Laura M. Huppertz

Characterization of the four designer benzodiazepines clonazolam, deschloroetizolam, flubromazolam, and meclonazepam, and identification of their in vitro metabolites

In 2012, the first designer benzodiazepines were offered in Internet shops as an alternative to prescription-only benzodiazepines. Soon after these compounds were scheduled in different countries, new substances such as clonazolam, deschloroetizolam, flubromazolam, and meclonazepam started to emerge. This article presents the characterization of these four designer benzodiazepines using nuclear magnetic resonance spectroscopy, gas chromatography–electron ionization-mass spectrometry, liquid chromatography–tandem mass spectrometry, liquid chromatography–quadrupole time-of-flight-mass spectrometry, and infrared spectroscopy. The major in vitro phase I metabolites of the substances were investigated using human liver microsomes. At least one monohydroxylated metabolite was identified for each compound. Dihydroxylated metabolites were found for deschloroetizolam and flubromazolam. For clonazolam and meclonazepam, signals at mass-to-charge ratios corresponding to the reduction of the nitro group to an amine were observed. Desalkylations, dehalogenations, or carboxylations were not observed for any of the compounds investigated. Furthermore, for clonazolam and meclonazepam, no metabolites formed by a combination of reduction and mono-/dihydroxylation were detected. This knowledge will help to analyze these drugs in biological samples.

Two thiazolylindoles and a benzimidazole: Novel compounds on the designer drug market with potential cannabinoid receptor activity

In a seizure of German customauthorities two 3-([1,3]-thiazol-2-yl)indoles (N-(2-methoxyethyl),N-iso-propyl-2-(1-pentyl-1H-indol-3-yl)-4-thiazolemethanamine (1) and N,N-diethyl-2-(1-pentyl-1H-indol-3-yl)-4-thiazolemethanamine (2)) and one benzimidazole (1-(cyclohexylmethyl)-2-[(4-ethoxyphenyl)methyl]-N,N-diethyl-1H-benzimidazole-5-carboxamide (6)) were seized as pure compounds. The compounds have been detected in Germany for the first time, and no analytical data had been previously published. Mass spectrometric (MS), infrared (IR) spectroscopic, and nuclear magnetic resonance (NMR) spectroscopic data are presented and the way of the structure elucidation of these rather uncommon compounds is discussed.

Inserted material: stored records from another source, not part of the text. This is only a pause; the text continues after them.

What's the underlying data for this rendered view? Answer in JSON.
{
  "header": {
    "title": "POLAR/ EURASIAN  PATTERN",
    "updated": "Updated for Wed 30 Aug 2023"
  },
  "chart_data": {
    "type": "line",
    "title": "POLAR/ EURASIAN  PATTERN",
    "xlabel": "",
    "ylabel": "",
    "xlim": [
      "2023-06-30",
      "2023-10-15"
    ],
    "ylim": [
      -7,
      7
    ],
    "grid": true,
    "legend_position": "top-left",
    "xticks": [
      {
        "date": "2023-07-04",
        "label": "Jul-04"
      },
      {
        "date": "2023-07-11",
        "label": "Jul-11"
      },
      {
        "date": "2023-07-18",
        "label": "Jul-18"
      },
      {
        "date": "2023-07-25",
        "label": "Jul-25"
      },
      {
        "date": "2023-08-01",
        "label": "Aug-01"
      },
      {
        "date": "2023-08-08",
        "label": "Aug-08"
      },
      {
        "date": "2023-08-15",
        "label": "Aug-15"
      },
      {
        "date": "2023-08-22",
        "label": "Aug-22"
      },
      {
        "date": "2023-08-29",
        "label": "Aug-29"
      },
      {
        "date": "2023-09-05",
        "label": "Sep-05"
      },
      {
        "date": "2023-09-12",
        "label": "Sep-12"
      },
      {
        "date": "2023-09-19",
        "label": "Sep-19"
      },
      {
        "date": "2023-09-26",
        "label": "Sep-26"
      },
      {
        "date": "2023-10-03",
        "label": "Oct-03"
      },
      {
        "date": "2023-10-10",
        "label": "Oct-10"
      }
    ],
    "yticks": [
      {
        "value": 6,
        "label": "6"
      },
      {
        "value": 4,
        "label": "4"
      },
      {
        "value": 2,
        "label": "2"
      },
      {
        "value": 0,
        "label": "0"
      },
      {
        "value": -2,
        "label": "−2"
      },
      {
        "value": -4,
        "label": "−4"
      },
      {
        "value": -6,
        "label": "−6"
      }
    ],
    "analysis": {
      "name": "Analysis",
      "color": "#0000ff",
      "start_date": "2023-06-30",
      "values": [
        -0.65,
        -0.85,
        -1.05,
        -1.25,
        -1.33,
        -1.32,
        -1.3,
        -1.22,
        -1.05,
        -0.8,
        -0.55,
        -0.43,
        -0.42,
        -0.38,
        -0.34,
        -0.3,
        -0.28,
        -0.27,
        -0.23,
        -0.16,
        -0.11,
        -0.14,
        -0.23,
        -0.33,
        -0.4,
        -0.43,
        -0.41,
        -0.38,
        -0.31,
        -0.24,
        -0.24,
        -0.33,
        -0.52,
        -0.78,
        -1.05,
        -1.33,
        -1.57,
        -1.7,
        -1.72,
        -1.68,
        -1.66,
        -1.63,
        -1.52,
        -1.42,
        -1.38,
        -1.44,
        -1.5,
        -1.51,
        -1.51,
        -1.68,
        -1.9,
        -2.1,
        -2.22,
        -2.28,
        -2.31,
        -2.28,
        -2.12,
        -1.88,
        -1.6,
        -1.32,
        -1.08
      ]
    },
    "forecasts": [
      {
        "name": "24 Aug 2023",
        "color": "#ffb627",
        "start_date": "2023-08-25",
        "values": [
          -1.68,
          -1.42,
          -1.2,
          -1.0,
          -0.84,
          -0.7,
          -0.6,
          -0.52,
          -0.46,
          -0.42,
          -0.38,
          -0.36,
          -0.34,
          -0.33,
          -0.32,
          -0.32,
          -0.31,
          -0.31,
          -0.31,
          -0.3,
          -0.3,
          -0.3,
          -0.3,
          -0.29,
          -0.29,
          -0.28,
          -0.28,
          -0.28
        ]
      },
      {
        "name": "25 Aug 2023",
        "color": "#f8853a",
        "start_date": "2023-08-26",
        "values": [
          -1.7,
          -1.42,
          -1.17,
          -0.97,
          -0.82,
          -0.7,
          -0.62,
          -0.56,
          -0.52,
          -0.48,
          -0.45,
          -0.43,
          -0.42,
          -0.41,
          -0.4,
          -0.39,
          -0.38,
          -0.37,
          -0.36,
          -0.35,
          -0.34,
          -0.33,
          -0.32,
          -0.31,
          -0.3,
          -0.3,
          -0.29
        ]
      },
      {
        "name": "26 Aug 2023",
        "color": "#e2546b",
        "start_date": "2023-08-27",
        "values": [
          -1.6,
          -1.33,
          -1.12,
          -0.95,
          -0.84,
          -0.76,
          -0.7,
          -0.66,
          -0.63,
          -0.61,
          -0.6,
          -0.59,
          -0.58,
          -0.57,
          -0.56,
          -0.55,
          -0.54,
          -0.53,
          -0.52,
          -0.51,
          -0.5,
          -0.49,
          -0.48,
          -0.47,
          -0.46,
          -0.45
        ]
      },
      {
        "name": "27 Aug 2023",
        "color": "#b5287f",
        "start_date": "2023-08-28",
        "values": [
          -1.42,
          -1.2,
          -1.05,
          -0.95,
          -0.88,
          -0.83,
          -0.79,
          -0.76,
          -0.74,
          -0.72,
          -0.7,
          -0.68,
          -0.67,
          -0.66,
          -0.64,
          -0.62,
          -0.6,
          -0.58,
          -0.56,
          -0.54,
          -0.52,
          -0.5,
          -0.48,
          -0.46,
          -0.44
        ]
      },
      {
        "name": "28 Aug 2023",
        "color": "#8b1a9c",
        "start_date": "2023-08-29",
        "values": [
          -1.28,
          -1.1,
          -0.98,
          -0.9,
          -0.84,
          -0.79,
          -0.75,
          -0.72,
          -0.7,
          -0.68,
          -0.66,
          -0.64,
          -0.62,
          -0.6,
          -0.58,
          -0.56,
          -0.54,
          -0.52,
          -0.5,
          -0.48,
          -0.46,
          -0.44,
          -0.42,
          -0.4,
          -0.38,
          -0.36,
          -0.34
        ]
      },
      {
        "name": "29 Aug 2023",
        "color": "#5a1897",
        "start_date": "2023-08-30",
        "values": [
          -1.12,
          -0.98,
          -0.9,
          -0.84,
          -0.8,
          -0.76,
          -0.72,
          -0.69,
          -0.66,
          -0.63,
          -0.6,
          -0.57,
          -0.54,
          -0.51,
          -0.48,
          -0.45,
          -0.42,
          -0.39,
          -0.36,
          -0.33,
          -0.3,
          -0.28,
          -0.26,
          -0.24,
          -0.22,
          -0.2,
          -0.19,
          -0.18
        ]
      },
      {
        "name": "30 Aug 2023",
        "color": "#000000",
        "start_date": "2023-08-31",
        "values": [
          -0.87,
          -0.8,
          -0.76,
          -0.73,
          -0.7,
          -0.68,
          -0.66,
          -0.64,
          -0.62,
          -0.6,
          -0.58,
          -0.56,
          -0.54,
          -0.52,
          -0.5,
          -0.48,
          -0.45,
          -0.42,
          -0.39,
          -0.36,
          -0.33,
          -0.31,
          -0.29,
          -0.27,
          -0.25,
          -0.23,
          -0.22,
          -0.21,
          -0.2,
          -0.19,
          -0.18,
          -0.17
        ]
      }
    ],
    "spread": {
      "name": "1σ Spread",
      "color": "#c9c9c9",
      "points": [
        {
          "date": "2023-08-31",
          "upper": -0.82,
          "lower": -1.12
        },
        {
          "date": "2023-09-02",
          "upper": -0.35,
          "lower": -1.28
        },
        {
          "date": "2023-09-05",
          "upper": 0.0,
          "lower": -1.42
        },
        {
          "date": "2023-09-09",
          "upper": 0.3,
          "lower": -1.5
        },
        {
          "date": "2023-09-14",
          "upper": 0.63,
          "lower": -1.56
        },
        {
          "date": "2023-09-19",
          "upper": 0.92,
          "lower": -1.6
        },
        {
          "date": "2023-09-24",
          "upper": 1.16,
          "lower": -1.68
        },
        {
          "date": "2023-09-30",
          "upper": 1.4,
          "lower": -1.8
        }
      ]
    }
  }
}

Betel Nut Chewing in Iron Age Vietnam? Detection of Areca catechu Alkaloids in Dental Enamel

ABSTRACT The betel quid is one of the most commonly consumed psychoactive substances in the world. By archaeological evidence like the occurrence of areca nuts in archaeological sites, the typical overall reddish-brown staining on prehistoric human teeth or specific artifacts linked with the habit, it is assumed that this tradition reaches back to prehistoric times. Since this kind of evidence is indirect, it is frequently doubted. The present study provides the earliest direct analytical indication of betel nut chewing in human history. A typical stained tooth from an Iron Age skeleton (site Gò Ô Chùa in Southern Vietnam, 400–100 BC) was analyzed by liquid chromatography-tandem mass spectrometry (LC-MS/MS) and liquid chromatography-high-resolution mass spectrometry (LC-HR-ToF-MS) and the alkaloid arecoline which is specific for Areca catechu L. (Arecaceae) was detected.

Phase I metabolism of the recently emerged synthetic cannabinoid CUMYL-PEGACLONE and detection in human urine samples

Indole-, indazole-, or azaindole-based synthetic cannabinoids (SCs), bearing a cumyl substituent are a widespread, recreationally used subgroup of new psychoactive substances (NPS). The latest cumyl-derivative, CUMYL-PEGACLONE, emerged in December 2016 on the German drug market. The substance features a novel γ-carboline core structure, which is most likely synthesized to bypass generic legislative approaches to control SCs by prohibiting distinct core structures. Using liquid chromatography-tandem mass spectrometry and liquid chromatography-high resolution mass spectrometry techniques, the main in vivo phase I metabolites of this new substance were detected. A pooled human liver microsome assay was applied to generate in vitro reference spectra of CUMYL-PEGACLONE phase I metabolites. Additionally, 30 urine samples were investigated leading to 22 in vivo metabolites. A metabolite mono-hydroxylated at the γ-carbolinone core system and a metabolite with an additional carbonyl group at the pentyl side chain were evaluated as highly specific and sensitive markers to proof CUMYL-PEGACLONE uptake. Moreover, 3 immunochemical assays commonly used for SC screening in urine were tested for their capability of detecting the new drug but failed due to insufficient cross-reactivity.